Acompanhamos a fuga de Ana para dentro de si, enfrentando memórias e ressignificando sua trajetória a partir de um acontecimento aparentemente banal. Enquanto Ana constrói sua narrativa em busca de um ponto definitivo que possa trazer luz a quem ela é nesse instante indefinido, ela é atravessada por uma caixa de pandora de imagens e memórias que se abre infinitamente. No paradoxo do fugir e chegar cada vez mais perto de si, as sensações mesclam-se em cenas, sons, imagens e falas que misturam temporalidades, tensões e situações fantasmagóricas do inconsciente. São aparições e clarões da memória, da imaginação e do afeto. Aparições de presenças que não se têm mais, mas que permanecem indeléveis em todos os movimentos e sentidos da vida.

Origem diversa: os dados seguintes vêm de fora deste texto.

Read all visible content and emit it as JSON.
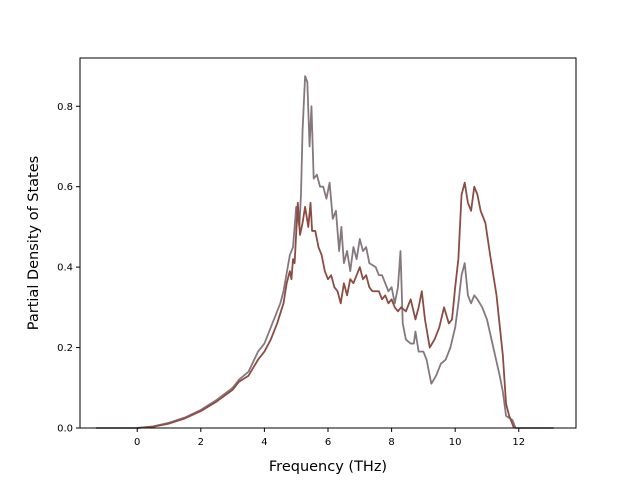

“Em ‘Taquicardia’ percebo que várias sensações que levantamos na peça estavam de alguma forma sempre presentes nos meus trabalhos. Que intuitivamente estou perseguindo um caminho. Uma travessia de ausência às avessas, um lugar que persigo e nem sei qual é. ‘Taquicardia’ é hoje uma reunião de atravessamentos, buracos, histórias pessoais, memórias inventadas que reverberam cenicamente de várias maneiras, com humor, densidade, poesia. E comigo na travessia pessoas de mãos dadas, olhares atentos e precisos, respirando junto, procurando os próprios bichos”, revela Ana.

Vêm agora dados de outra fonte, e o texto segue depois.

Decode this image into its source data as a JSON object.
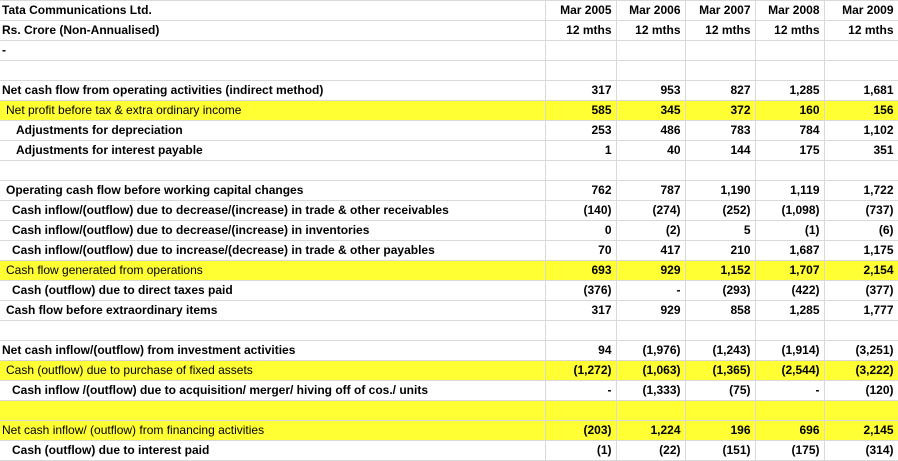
{
  "header": {
    "company": "Tata Communications Ltd.",
    "unit": "Rs. Crore  (Non-Annualised)",
    "dash": "-",
    "periods": [
      "Mar 2005",
      "Mar 2006",
      "Mar 2007",
      "Mar 2008",
      "Mar 2009"
    ],
    "durations": [
      "12 mths",
      "12 mths",
      "12 mths",
      "12 mths",
      "12 mths"
    ]
  },
  "rows": [
    {
      "label": "",
      "values": [
        "",
        "",
        "",
        "",
        ""
      ]
    },
    {
      "label": "Net cash flow from operating activities (indirect method)",
      "values": [
        "317",
        "953",
        "827",
        "1,285",
        "1,681"
      ]
    },
    {
      "label": "Net profit before tax & extra ordinary income",
      "values": [
        "585",
        "345",
        "372",
        "160",
        "156"
      ]
    },
    {
      "label": "Adjustments for depreciation",
      "values": [
        "253",
        "486",
        "783",
        "784",
        "1,102"
      ]
    },
    {
      "label": "Adjustments for interest payable",
      "values": [
        "1",
        "40",
        "144",
        "175",
        "351"
      ]
    },
    {
      "label": "",
      "values": [
        "",
        "",
        "",
        "",
        ""
      ]
    },
    {
      "label": "Operating cash flow before working capital changes",
      "values": [
        "762",
        "787",
        "1,190",
        "1,119",
        "1,722"
      ]
    },
    {
      "label": "Cash inflow/(outflow) due to decrease/(increase) in trade & other receivables",
      "values": [
        "(140)",
        "(274)",
        "(252)",
        "(1,098)",
        "(737)"
      ]
    },
    {
      "label": "Cash inflow/(outflow) due to decrease/(increase) in inventories",
      "values": [
        "0",
        "(2)",
        "5",
        "(1)",
        "(6)"
      ]
    },
    {
      "label": "Cash inflow/(outflow) due to increase/(decrease) in trade & other payables",
      "values": [
        "70",
        "417",
        "210",
        "1,687",
        "1,175"
      ]
    },
    {
      "label": "Cash flow generated from operations",
      "values": [
        "693",
        "929",
        "1,152",
        "1,707",
        "2,154"
      ]
    },
    {
      "label": "Cash (outflow) due to direct taxes paid",
      "values": [
        "(376)",
        "-",
        "(293)",
        "(422)",
        "(377)"
      ]
    },
    {
      "label": "Cash flow before extraordinary items",
      "values": [
        "317",
        "929",
        "858",
        "1,285",
        "1,777"
      ]
    },
    {
      "label": "",
      "values": [
        "",
        "",
        "",
        "",
        ""
      ]
    },
    {
      "label": "Net cash inflow/(outflow) from investment activities",
      "values": [
        "94",
        "(1,976)",
        "(1,243)",
        "(1,914)",
        "(3,251)"
      ]
    },
    {
      "label": "Cash (outflow) due to purchase of fixed assets",
      "values": [
        "(1,272)",
        "(1,063)",
        "(1,365)",
        "(2,544)",
        "(3,222)"
      ]
    },
    {
      "label": "Cash inflow /(outflow) due to acquisition/ merger/ hiving off of cos./ units",
      "values": [
        "-",
        "(1,333)",
        "(75)",
        "-",
        "(120)"
      ]
    },
    {
      "label": "",
      "values": [
        "",
        "",
        "",
        "",
        ""
      ]
    },
    {
      "label": "Net cash inflow/ (outflow) from financing activities",
      "values": [
        "(203)",
        "1,224",
        "196",
        "696",
        "2,145"
      ]
    },
    {
      "label": "Cash (outflow) due to interest paid",
      "values": [
        "(1)",
        "(22)",
        "(151)",
        "(175)",
        "(314)"
      ]
    }
  ],
  "colors": {
    "highlight": "#ffff33",
    "grid": "#d9d9d9"
  }
}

Ana Abbott em cena de “Taquicardia”- Foto: Julia Zakia
“A pandemia de Covid nos trouxe uma série de desafios e perdas, e muitos lutos ainda não foram processados. Ainda que alguns tenham escapado ilesos, todos sentiram o peso do luto no ar. ‘Taquicardia’ é uma reflexão sobre a perda e a importância de abordá-la, mas ao mesmo tempo, oferece uma visão poética e humorística sobre o assunto, nos permitindo sorrir durante esse processo. Porque, após todas as perdas, há sempre uma oportunidade para um novo recomeço.” acrescenta o produtor Gabriel Bortolini
O projeto é uma produção da Reprodutora e Cia Teatral do Movimento, e conta com patrocínio do Governo do Estado do Rio de Janeiro, Secretaria de Estado de Cultura e Economia Criativa do Rio de Janeiro, através do Edital Retomada Cultural 2. Traz uma equipe de criação com nomes de excelência no campo das artes. Além das já citadas Ana Abbott, Nanda Félix e Luciana Fróes, estão Rodrigo Marçal na trilha sonora, Pojucan na criação gráfica, Gabriel Bortolini na produção executiva e Luiz Schiavinato na direção de produção.
Sede Cia dos Atores – Escadaria Selarón – Rua Manuel Carneiro, 12, Lapa, Rio de Janeiro.